AbstractThe HIV pandemic has existed for forty years. In 2020, there were an estimated 37.7 million individuals living with HIV/AIDS. HIV testing services (HTS) have been a critical intervention to the global HIV response, increasing knowledge of serostatus among persons living with HIV/AIDS and linking them to HIV treatment to reduce HIV-related morbidity, mortality and transmission.
This thesis integrates my 29 peer reviewed articles within a health service coverage framework, and includes additional contributions through conference abstracts and WHO guidelines from 2000 to 2020, along with a purposeful, non-systematic review of other relevant literature. Across studies, methods included randomized trials, observational studies, systematic reviews and critical commentaries. Ethical approvals are included, and broader ethical issues around programming are addressed. Throughout this period, four phases of HIV testing expansion are described and contextualize the thesis evidence base:
1. Early phase to increase HTS access (est. 2000-2004): Introduction and expansion of rapid HIV testing, a prevention paradigm, limited treatment availability and the establishment of WHO minimum standards.
2. HIV testing expansion (2005-2009): Increased funding, expansion of routine testing in clinical settings, a scale up of community approaches; expansion of treatment access
3. Clinical paradigm focus (2010-2017): Increased understanding of ‘treatment-as-prevention’ and early treatment, introduction of 90-90-90 goals and an increased focus on a continuum of HIV care
4. New HIV testing pathways (2017-2020) Expansion of HIV self-testing and index/partner testing to reach new sub-populations; new approaches given high rates of diagnosis in some countries.
Across the included studies and articles, HTS domains were outlined within the Tanahashi health service coverage framework to demonstrate the utility in analyzing program effectiveness and unmet need. and increased availability and accessibility were achieved through a number of key findings:
Accessibility and Availability
. Increasing HTS Access through expansion of PITC, ANC testing and community based HTS that reached PLHIV earlier; critical assessments of the use of risk screening tools
• Expansion of index and partner testing and effectiveness around reaching undiagnosed sexual partners and identifying serodiscordant couples.
• Expansion of HIV self-testing with identified use and awareness, and leveraging to expand coverage for example within OPDs or for key populations.

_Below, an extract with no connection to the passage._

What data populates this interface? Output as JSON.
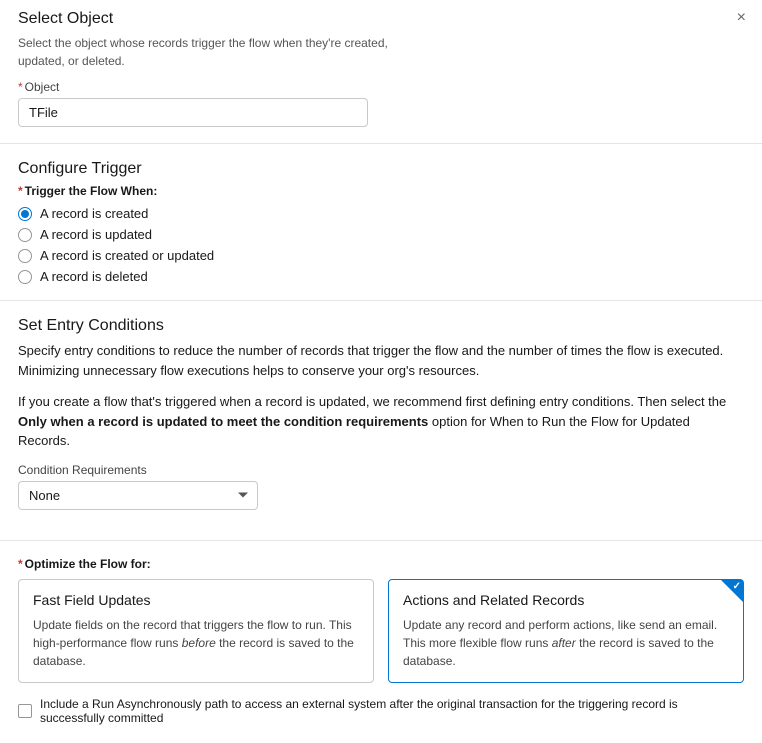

Measuring linkage and outcomes remains a challenge area.
Acceptability • HIV testing quality evidence assessed the degree to which lay counselors have been integrated into national policies; factors related to misdiagnosis and misclassification in HIV testing programs; and programmatic output shifts resulting from HTS optimization strategies that include the integration of index approaches. • HIV testing service delivery and linkage to care included assessments of data gaps, facilitators and barriers to linkage to treatment following diagnosis; how IPV services may be best integrated into standard HTS; and best practices for providing psychosocial services for children receiving a positive result. Addressing Contact Coverage Gaps • Studies identified HTS gap areas in populations at risk including adult males and pediatric populations and identified correlates of ‘never testing’ among males that included low HIV knowledge and higher acceptance of GBV and stigma. Through program data, testing access was shown to be higher in females than males across 20 sub-Saharan African countries, largely a result of high ANC testing rates. Age of consent policies were identified as one barrier to testing in pediatric populations.
Findings demonstrate contributions to key HTS elements that resulted in increases in effectiveness through increased proportions of PLHIV knowing their serostatus and accessing anti-retroviral therapy. Across lowand middle-income countries, knowledge of serostatus among persons living with HIV/AIDS increased to 84% in 2020, with 73% of all PLHIV were estimated to be accessing HIV treatment.
Evidence and practice from 20 years of HIV testing programming, along with health service coverage framing can inform future directions for achieving global 95-95-95 goals. Lessons learned from successes and challenges in HIV can inform responses to other current and future pandemics.